1 Kings 12:26-32; 13:33-34
In Greek mythology, King Midas loved gold so much that when the god Dionyssus granted him any wish, he asked that everything he touched be turned to gold. Dionyssus told him to think about this very carefully, foreseeing exactly what this wish meant, but Midas was determined.
While Jeroboam, in our first reading, is greedy for power and respect rather than wealth per se, his story of deceit and cunning to win the Israelites led him to fashion golden calves to worship, rather than the God of Israel.
In today’s Gospel, Jesus turns power and wealth on its head. There is no need to seek after riches and glory, for our generous, creative and merciful God provides everything we need. Seven loaves and a few small fish are offered to feed four thousand – nothing really, so little amongst so many – yet, blessed and broken by Jesus, all are fed with seven baskets left over.

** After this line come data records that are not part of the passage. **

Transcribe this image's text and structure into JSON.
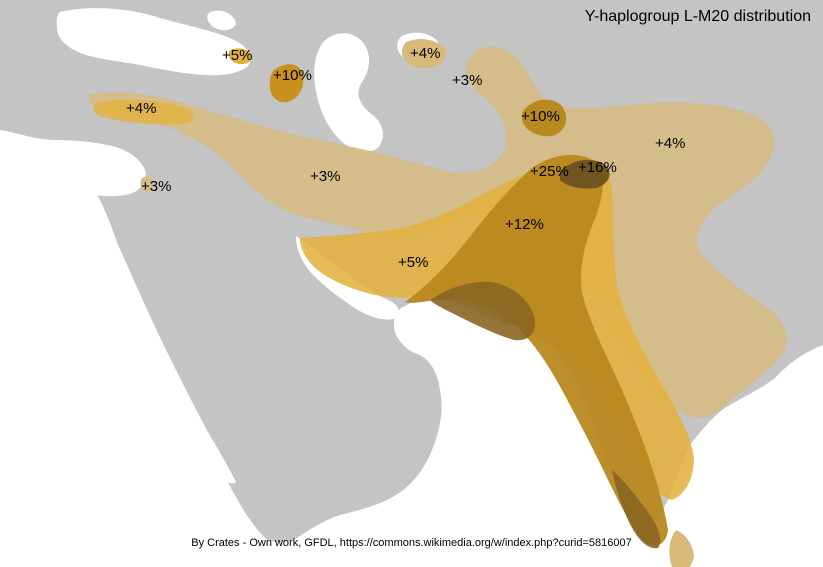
{
  "title": "Y-haplogroup L-M20 distribution",
  "credit": "By Crates - Own work, GFDL, https://commons.wikimedia.org/w/index.php?curid=5816007",
  "colors": {
    "land": "#c4c4c4",
    "water": "#ffffff",
    "band_3": "#d5bb85",
    "band_4": "#d8b97a",
    "band_5": "#e3b13e",
    "band_10": "#c9921e",
    "band_12": "#b8891f",
    "band_16": "#8a6522",
    "band_25": "#6b5220"
  },
  "labels": {
    "black_sea_5": "+5%",
    "caucasus_10": "+10%",
    "aral_4": "+4%",
    "central_asia_3": "+3%",
    "anatolia_4": "+4%",
    "levant_3": "+3%",
    "iran_3": "+3%",
    "afghan_10": "+10%",
    "himalaya_4": "+4%",
    "pakistan_25": "+25%",
    "kashmir_16": "+16%",
    "india_12": "+12%",
    "makran_5": "+5%"
  }
}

Midas in his great wealth and excess, greedily asked for more. He only realised his folly when he could no longer smell the rose he touched and eat the food he touched. Then, most importantly, the daughter he loved so much was turned into a golden statue. The curse is lifted once Midas understands what is truly important and shares his opulence with his people.
Jesus’ instruction is simple. Take what little we have, offer it to our God of abundance, share it amongst all, and all will be satisfied.
Let us recognise our gifts today and always be generous with them.
Angela Marquis works for the Hobart Passionists at St Joseph’s in Tasmania, with WATAC (Women and the Australian Church), and as a primary school chaplain.